See wotsit.org for information on file formats for various file types. Example: You can figure out exactly how to write out a .BMP file and how it is composed.
Writing to a database can be done by using a wrapper class in your language, mainly passing it SQL commands.
If you create a binary file , you can write any file to it . The only drawback is that you have to know exactly where it starts and where it ends .
Use xml (something open, descriptive, and validatable), and stick with the text. There are standards for this sort of thing as well, including ODF
You can open the file as binary, instead of text (how one does this depends somewhat on the platform), from there you can write the data directly out to disk. The only real caveat to this is endianess, which can become an issue when moving the files from one architecture to another (x86 to PPC for instance).
Writing binary data to disk is really no harder than writing text, and really, your creativity is key for how you store the data.
The general problem is usually referred to as serialization of your application state and in your case with a source/target of a file in whatever format makes sense for you. These days the preferred input/output format is XML, and you may want to look into the existing standards in this field. The problem then becomes how do I map from the state of my system to the particular schema. Boost has a serialization framework that you may want to check out.
/Allan
There are a variety of approaches you can take, but in general you'll want some sort of serialization library. BOOST::Serialization, or Google's Protocal Buffers are a good example of these. The basic idea is that you have memory structures (classes and objects) that represent your data, and you want to write that data to a file in a way that can be used to reconstruct those structures again.
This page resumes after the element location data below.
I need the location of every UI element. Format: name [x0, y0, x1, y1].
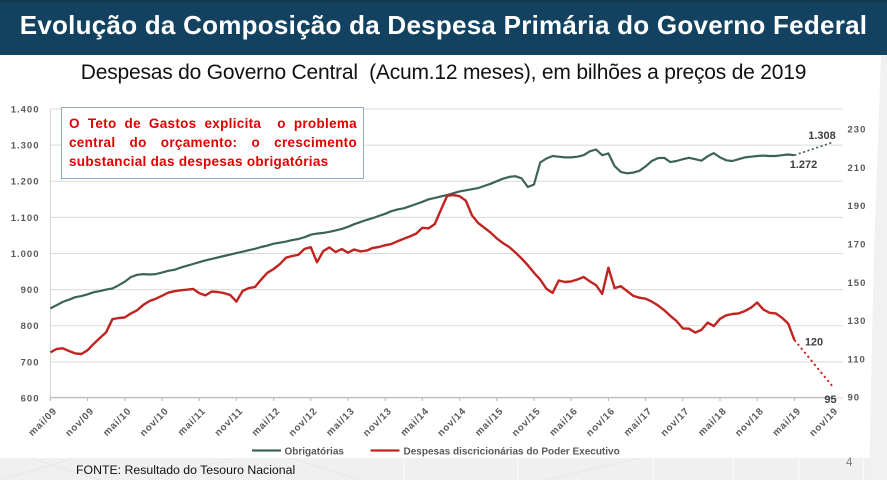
svg-text:nov/15: nov/15	[510, 406, 543, 439]
svg-text:1.400: 1.400	[11, 104, 40, 115]
svg-text:170: 170	[848, 240, 867, 251]
svg-text:Despesas discricionárias do Po: Despesas discricionárias do Poder Execut…	[404, 447, 620, 458]
svg-text:800: 800	[21, 321, 40, 332]
svg-text:210: 210	[848, 163, 867, 174]
svg-text:95: 95	[824, 394, 836, 406]
svg-text:nov/13: nov/13	[361, 406, 394, 439]
svg-text:mai/13: mai/13	[324, 406, 357, 439]
svg-text:90: 90	[848, 393, 861, 404]
svg-text:nov/11: nov/11	[213, 406, 246, 439]
svg-text:150: 150	[848, 278, 867, 289]
svg-text:1.000: 1.000	[11, 249, 40, 260]
svg-text:mai/14: mai/14	[399, 406, 432, 439]
svg-text:mai/16: mai/16	[548, 406, 581, 439]
svg-text:1.100: 1.100	[11, 213, 40, 224]
svg-text:700: 700	[21, 357, 40, 368]
svg-text:nov/18: nov/18	[733, 406, 766, 439]
svg-text:nov/19: nov/19	[808, 406, 841, 439]
svg-text:nov/10: nov/10	[138, 406, 171, 439]
svg-text:230: 230	[848, 125, 867, 136]
svg-text:mai/09: mai/09	[27, 406, 60, 439]
svg-text:mai/15: mai/15	[473, 406, 506, 439]
svg-text:nov/14: nov/14	[436, 406, 469, 439]
svg-text:mai/18: mai/18	[696, 406, 729, 439]
svg-text:Obrigatórias: Obrigatórias	[285, 447, 345, 458]
svg-text:600: 600	[21, 393, 40, 404]
svg-text:mai/17: mai/17	[622, 406, 655, 439]
svg-text:mai/12: mai/12	[250, 406, 283, 439]
svg-text:mai/19: mai/19	[771, 406, 804, 439]
svg-text:900: 900	[21, 285, 40, 296]
svg-text:mai/11: mai/11	[176, 406, 208, 438]
svg-text:110: 110	[848, 354, 866, 365]
svg-text:120: 120	[805, 337, 823, 349]
svg-text:nov/09: nov/09	[64, 406, 97, 439]
svg-text:1.200: 1.200	[11, 177, 40, 188]
svg-text:130: 130	[848, 316, 867, 327]
svg-text:nov/12: nov/12	[287, 406, 320, 439]
svg-text:1.272: 1.272	[790, 159, 818, 171]
svg-text:1.308: 1.308	[808, 130, 836, 142]
svg-text:1.300: 1.300	[11, 141, 40, 152]
svg-text:nov/17: nov/17	[659, 406, 692, 439]
svg-text:nov/16: nov/16	[584, 406, 617, 439]
svg-text:190: 190	[848, 201, 867, 212]
svg-text:mai/10: mai/10	[101, 406, 134, 439]
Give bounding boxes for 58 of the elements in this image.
If you're hesitant to use a library, you can do it all manually, but realize that you can end up writing a lot of redundant code, or developing your own library. See fopen, fread, fwrite and fclose for a starting point.
A typical binary file format for custom data is an "indexed file format" consisting of
-------
|index|
-------
|data |
-------
Where the index contains records "pointing" to the data.
The index consists of records containing an offset and a size. The offset tells you where in the file the data is stored and the size tells you the size of the data at that offset (i.e. the number of bytes to read).
typedef struct {
size_t offset
size_t size
} Index
typedef struct {
int ID
char First[20]
char Last[20]
char *RandomInfo
} Data
Suppose you want to store 50 records in the file you would create 50 indices and 50 data structures. The 50 index structures would be written to the file first, followed by the 50 data structures.
To read the file you would read in the 50 index structures, then from the data in the read-in index structures you could tell where to "seek" to read the data records.
Look up (fopen, fread, fwrite, fclose, ftell) for functions to read/write the data.
(Sorry my semicolon key doesn't work)
You usually use a third party library for these things. For example, you would link in a database library for say Oracle that would allow you to talk to the database. Because the underlying file type, ( i.e. Excel spreadsheet vs Openoffice, Oracle vs MySQL, etc. ) differ these libraries abstract away your need to care how the file is constructed.
Hope that helps you find what you're looking for!
1985 called, and said they have some help IFF you are willing to read up. The interchange file format is still in use today and provides some basic metadata around binary files, such as RIFF or WAV audio. (Unfortunately, TIFF is a false friend.) It allegedly even inspired PNG, so it can't be that bad.